Department Visit: We talked to Prof. Uday Rajan and a fifth year

Department Visit:
We talked to Prof. Uday Rajan and a fifth year student. Prof. Uday does game theory and its
financial application. The student does corporate finance. Originally we plan to talk to a
professor who was a co-advisor of a former AIM student, but he is in China right now.
Finance department is small compared to math department. There are about 20 grad students.
Each year they recruit 2-3 phd students. So professors have close relationship with students.
Finance department across the US rarely have post docs, except maybe very few top schools like
MIT, Harvard. Graduating students usually directly go on tenure track.

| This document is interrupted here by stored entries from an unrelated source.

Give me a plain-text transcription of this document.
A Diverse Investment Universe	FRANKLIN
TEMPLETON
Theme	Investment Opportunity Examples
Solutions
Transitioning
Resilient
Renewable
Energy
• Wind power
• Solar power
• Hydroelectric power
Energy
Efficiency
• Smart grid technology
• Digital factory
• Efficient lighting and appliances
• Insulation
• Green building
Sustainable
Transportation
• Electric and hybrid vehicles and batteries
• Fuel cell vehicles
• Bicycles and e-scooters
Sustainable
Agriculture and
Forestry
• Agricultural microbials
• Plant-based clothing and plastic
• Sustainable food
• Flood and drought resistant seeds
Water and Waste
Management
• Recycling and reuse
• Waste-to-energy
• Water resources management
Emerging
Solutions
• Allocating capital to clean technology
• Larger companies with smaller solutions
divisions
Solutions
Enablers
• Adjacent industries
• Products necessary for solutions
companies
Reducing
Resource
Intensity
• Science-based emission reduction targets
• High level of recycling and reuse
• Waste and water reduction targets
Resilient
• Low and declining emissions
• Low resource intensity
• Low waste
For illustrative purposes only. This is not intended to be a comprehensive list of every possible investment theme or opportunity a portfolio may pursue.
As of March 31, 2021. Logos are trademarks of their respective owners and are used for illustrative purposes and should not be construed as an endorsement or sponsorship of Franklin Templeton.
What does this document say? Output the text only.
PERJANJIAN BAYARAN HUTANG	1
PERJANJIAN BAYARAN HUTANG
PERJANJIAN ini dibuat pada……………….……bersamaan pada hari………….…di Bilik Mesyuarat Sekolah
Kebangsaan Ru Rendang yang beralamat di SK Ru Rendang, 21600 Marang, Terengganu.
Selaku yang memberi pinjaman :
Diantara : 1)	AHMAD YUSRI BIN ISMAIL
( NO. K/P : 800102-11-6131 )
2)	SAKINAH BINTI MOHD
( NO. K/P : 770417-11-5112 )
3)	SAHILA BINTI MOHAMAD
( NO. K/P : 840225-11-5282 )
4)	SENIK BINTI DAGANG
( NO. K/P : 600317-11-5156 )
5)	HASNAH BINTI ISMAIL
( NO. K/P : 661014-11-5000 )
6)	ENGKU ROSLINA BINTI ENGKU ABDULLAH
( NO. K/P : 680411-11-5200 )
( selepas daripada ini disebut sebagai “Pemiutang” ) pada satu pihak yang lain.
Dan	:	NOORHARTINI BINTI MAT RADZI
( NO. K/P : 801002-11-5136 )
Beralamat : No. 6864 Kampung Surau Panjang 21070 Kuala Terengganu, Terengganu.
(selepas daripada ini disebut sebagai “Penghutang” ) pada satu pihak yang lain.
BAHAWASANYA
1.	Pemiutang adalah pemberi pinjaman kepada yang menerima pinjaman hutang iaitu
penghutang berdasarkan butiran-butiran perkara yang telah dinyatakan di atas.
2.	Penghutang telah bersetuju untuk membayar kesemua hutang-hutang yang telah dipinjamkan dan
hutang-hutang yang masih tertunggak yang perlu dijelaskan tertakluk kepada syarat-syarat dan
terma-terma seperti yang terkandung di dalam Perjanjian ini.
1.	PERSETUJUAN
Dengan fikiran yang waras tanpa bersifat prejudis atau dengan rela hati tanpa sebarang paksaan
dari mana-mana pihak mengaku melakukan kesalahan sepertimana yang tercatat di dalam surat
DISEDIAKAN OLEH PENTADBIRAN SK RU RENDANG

There are two major research areas in finance department, one is corporate finance; the other is
asset pricing. Michigan finance department is considered traditional, that is, it is strong in
traditional finance and economic theory. About 2/3 faculty members do corporate finance, and
1/3 do asset pricing.
Corporate finance doesn’t involve much math. So for math students, asset pricing is probably
more suitable. However, from our talk, we feel that there isn’t great need or interest for very
hard mathematics in their research. Finance (not mathematical finance) people care more about
the economic mechanism behind the model. Many students and faculty have background in
Professor in finance department generally don’t give grad students problem or topic to work on.
They let students figure out what they want to do and come up with topics on their own, and
only provide guidance.
Unlike what I expect from B-school people, most people in finance department aren’t in close
collaboration with firms. They mainly do theoretical stuff, not projects.
Outside science and engineering, mathematics may not be greatly needed and recognized as
you think. On one hand, it provides an opportunity for you to be the person to build the math
framework. On the other hand, having very different backgrounds makes communication
challenging. I would suggest we look for co-advisors who have an undergrad degree in
quantitative science or engineering. These people, regardless of which department they are in
right now, are more likely to have interest in us, and share more common language with us.
Instead of working with someone in the finance department, alternative choices are economics
department (can do stochastic game theory) and IOE department (there are a few people doing
financial engineering).
Knowing some microeconomics is helpful. Almost all finance PhD students are taking econ
courses in the first year. ECON 601&603 (PhD level micro) are recommended by Prof. Uday.